The Waveshare e-paper has an option that comes with a Raspberry Pi-compatible hat, and this makes it very easy to get up and going with. Stick it on a Pi with headers, and load up the right software, and you're off.
As such, the actual build here is not very complex, consisting of:
That's it! If you don't have access to a laser cutter, wood or 3D printed parts would do just as well.
The Raspberry Pi mounts onto the base piece, the e-paper mounts onto the front frame using tape (or if you're more reasonable than I, something a little stronger), and the standoffs hold everything in place. Being a Raspberry Pi, the whole thing can be powered from a single micro USB cable.
- You can use M3 standoffs if you like, just be prepared to drill out the holes on the Raspberry Pi to be a little bigger (there's plenty of room on the PCB to do this, just be careful).
- None of the standoffs I had were long enough to space the two levels out correctly, so I just threaded two of them together.
- A Raspberry Pi Zero W might seem like the perfect small form factor for this, but in my tests, it did not have enough power overhead to update the screen and immediately undervolted whenever I tried. It might work better on a smaller e-paper screen.
- The refresh rate on these screens is long. Really long. I measured it at 15 to 20 seconds in some cases (it's in the video at 10:55 if you want to see it).
I am a fan of relatively "dumb" software on devices like this, just to keep maintenance easier, and so the actual software the Raspberry Pi runs is nothing more than a script that can display images fetched from a URL. This runs using cron, pointed at an app hosted in Google Cloud Run, pulling and updating the image every 30 minutes.
The server itself is a small Flask app that pulls weather information from OpenWeather, mostly as they had a nice convenient single-call API. It renders the image for the display using Pillow, and then outputs that directly into an image for the aforementioned script to display.

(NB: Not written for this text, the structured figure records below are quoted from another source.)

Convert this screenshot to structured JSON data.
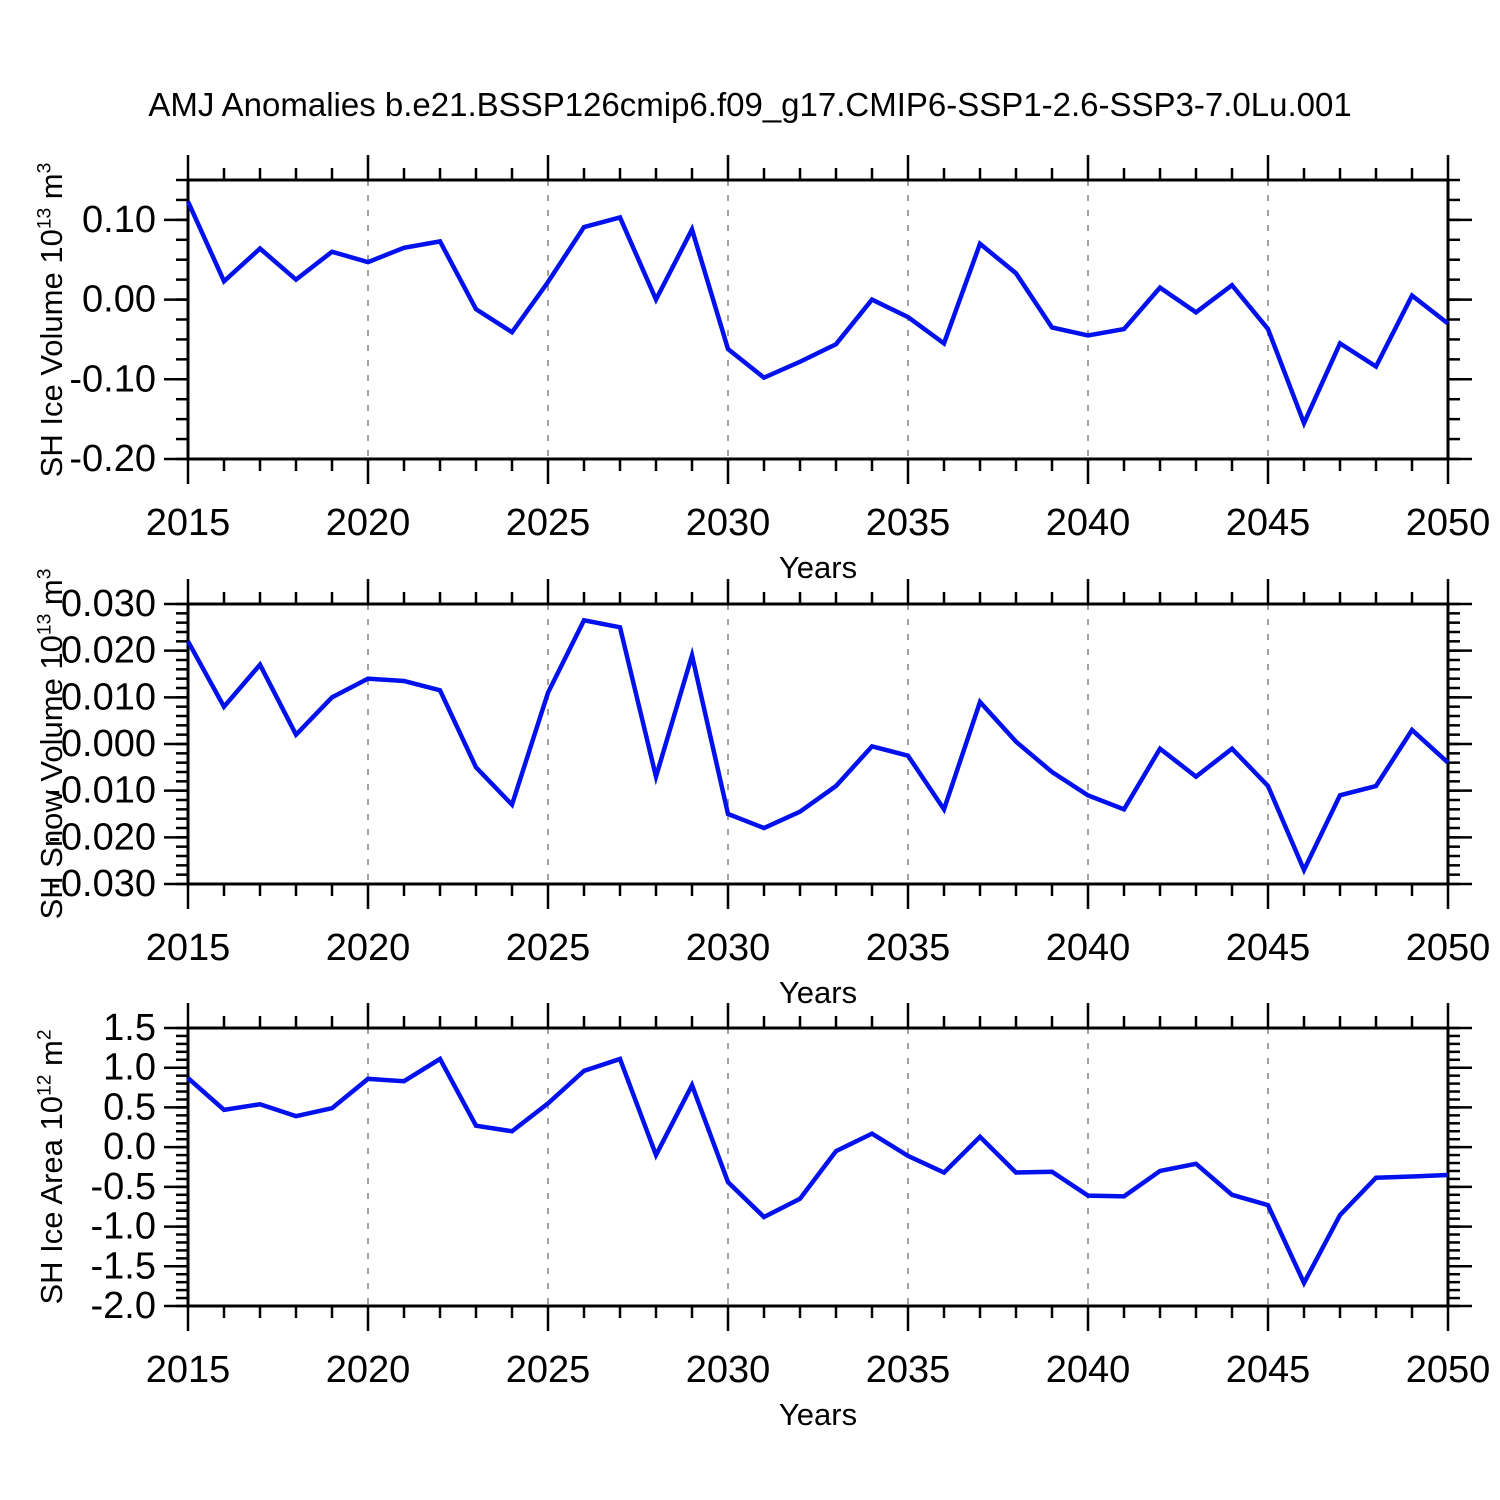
{
  "title": "AMJ Anomalies b.e21.BSSP126cmip6.f09_g17.CMIP6-SSP1-2.6-SSP3-7.0Lu.001",
  "xlabel": "Years",
  "line_color": "#0011ee",
  "grid_color": "#999999",
  "axis_color": "#000000",
  "chart_data": [
    {
      "type": "line",
      "name": "sh-ice-volume",
      "ylabel": {
        "prefix": "SH Ice Volume 10",
        "sup1": "13",
        "mid": " m",
        "sup2": "3"
      },
      "xlabel": "Years",
      "xlim": [
        2015,
        2050
      ],
      "ylim": [
        -0.2,
        0.15
      ],
      "yticks": [
        {
          "value": 0.1,
          "label": "0.10"
        },
        {
          "value": 0.0,
          "label": "0.00"
        },
        {
          "value": -0.1,
          "label": "-0.10"
        },
        {
          "value": -0.2,
          "label": "-0.20"
        }
      ],
      "yminor_step": 0.025,
      "xticks": [
        2015,
        2020,
        2025,
        2030,
        2035,
        2040,
        2045,
        2050
      ],
      "xminor_step": 1,
      "grid_x": [
        2020,
        2025,
        2030,
        2035,
        2040,
        2045
      ],
      "x": [
        2015,
        2016,
        2017,
        2018,
        2019,
        2020,
        2021,
        2022,
        2023,
        2024,
        2025,
        2026,
        2027,
        2028,
        2029,
        2030,
        2031,
        2032,
        2033,
        2034,
        2035,
        2036,
        2037,
        2038,
        2039,
        2040,
        2041,
        2042,
        2043,
        2044,
        2045,
        2046,
        2047,
        2048,
        2049,
        2050
      ],
      "values": [
        0.123,
        0.023,
        0.064,
        0.025,
        0.06,
        0.047,
        0.065,
        0.073,
        -0.012,
        -0.041,
        0.022,
        0.091,
        0.103,
        0.0,
        0.088,
        -0.062,
        -0.098,
        -0.078,
        -0.056,
        0.0,
        -0.022,
        -0.055,
        0.07,
        0.033,
        -0.035,
        -0.045,
        -0.037,
        0.015,
        -0.016,
        0.018,
        -0.037,
        -0.155,
        -0.055,
        -0.084,
        0.005,
        -0.03
      ]
    },
    {
      "type": "line",
      "name": "sh-snow-volume",
      "ylabel": {
        "prefix": "SH Snow Volume 10",
        "sup1": "13",
        "mid": " m",
        "sup2": "3"
      },
      "xlabel": "Years",
      "xlim": [
        2015,
        2050
      ],
      "ylim": [
        -0.03,
        0.03
      ],
      "yticks": [
        {
          "value": 0.03,
          "label": "0.030"
        },
        {
          "value": 0.02,
          "label": "0.020"
        },
        {
          "value": 0.01,
          "label": "0.010"
        },
        {
          "value": 0.0,
          "label": "0.000"
        },
        {
          "value": -0.01,
          "label": "-0.010"
        },
        {
          "value": -0.02,
          "label": "-0.020"
        },
        {
          "value": -0.03,
          "label": "-0.030"
        }
      ],
      "yminor_step": 0.002,
      "xticks": [
        2015,
        2020,
        2025,
        2030,
        2035,
        2040,
        2045,
        2050
      ],
      "xminor_step": 1,
      "grid_x": [
        2020,
        2025,
        2030,
        2035,
        2040,
        2045
      ],
      "x": [
        2015,
        2016,
        2017,
        2018,
        2019,
        2020,
        2021,
        2022,
        2023,
        2024,
        2025,
        2026,
        2027,
        2028,
        2029,
        2030,
        2031,
        2032,
        2033,
        2034,
        2035,
        2036,
        2037,
        2038,
        2039,
        2040,
        2041,
        2042,
        2043,
        2044,
        2045,
        2046,
        2047,
        2048,
        2049,
        2050
      ],
      "values": [
        0.022,
        0.008,
        0.017,
        0.002,
        0.01,
        0.014,
        0.0135,
        0.0115,
        -0.005,
        -0.013,
        0.011,
        0.0265,
        0.025,
        -0.007,
        0.019,
        -0.015,
        -0.018,
        -0.0145,
        -0.009,
        -0.0005,
        -0.0025,
        -0.014,
        0.009,
        0.0005,
        -0.006,
        -0.011,
        -0.014,
        -0.001,
        -0.007,
        -0.001,
        -0.009,
        -0.027,
        -0.011,
        -0.009,
        0.003,
        -0.004
      ]
    },
    {
      "type": "line",
      "name": "sh-ice-area",
      "ylabel": {
        "prefix": "SH Ice Area 10",
        "sup1": "12",
        "mid": " m",
        "sup2": "2"
      },
      "xlabel": "Years",
      "xlim": [
        2015,
        2050
      ],
      "ylim": [
        -2.0,
        1.5
      ],
      "yticks": [
        {
          "value": 1.5,
          "label": "1.5"
        },
        {
          "value": 1.0,
          "label": "1.0"
        },
        {
          "value": 0.5,
          "label": "0.5"
        },
        {
          "value": 0.0,
          "label": "0.0"
        },
        {
          "value": -0.5,
          "label": "-0.5"
        },
        {
          "value": -1.0,
          "label": "-1.0"
        },
        {
          "value": -1.5,
          "label": "-1.5"
        },
        {
          "value": -2.0,
          "label": "-2.0"
        }
      ],
      "yminor_step": 0.1,
      "xticks": [
        2015,
        2020,
        2025,
        2030,
        2035,
        2040,
        2045,
        2050
      ],
      "xminor_step": 1,
      "grid_x": [
        2020,
        2025,
        2030,
        2035,
        2040,
        2045
      ],
      "x": [
        2015,
        2016,
        2017,
        2018,
        2019,
        2020,
        2021,
        2022,
        2023,
        2024,
        2025,
        2026,
        2027,
        2028,
        2029,
        2030,
        2031,
        2032,
        2033,
        2034,
        2035,
        2036,
        2037,
        2038,
        2039,
        2040,
        2041,
        2042,
        2043,
        2044,
        2045,
        2046,
        2047,
        2048,
        2049,
        2050
      ],
      "values": [
        0.87,
        0.47,
        0.54,
        0.39,
        0.49,
        0.86,
        0.83,
        1.11,
        0.27,
        0.2,
        0.55,
        0.96,
        1.11,
        -0.1,
        0.78,
        -0.44,
        -0.88,
        -0.65,
        -0.05,
        0.17,
        -0.11,
        -0.32,
        0.13,
        -0.32,
        -0.31,
        -0.61,
        -0.62,
        -0.3,
        -0.21,
        -0.6,
        -0.73,
        -1.71,
        -0.855,
        -0.385,
        -0.37,
        -0.35
      ]
    }
  ]
}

The server code is a bit of a mess - please read through it suitably prepared - but it does use palletised mode in Pillow to ensure it's sending images the display can render. When the display says it's three colour - red/white/black - it means it. There's no shades of grey or red, just those three colours, so there's no chance of antialiasing. The palletised mode ensures that it renders text and curves with appropriately hard edges; the fonts don't look great as a result, but I'll get around to investing more in the fonts in future.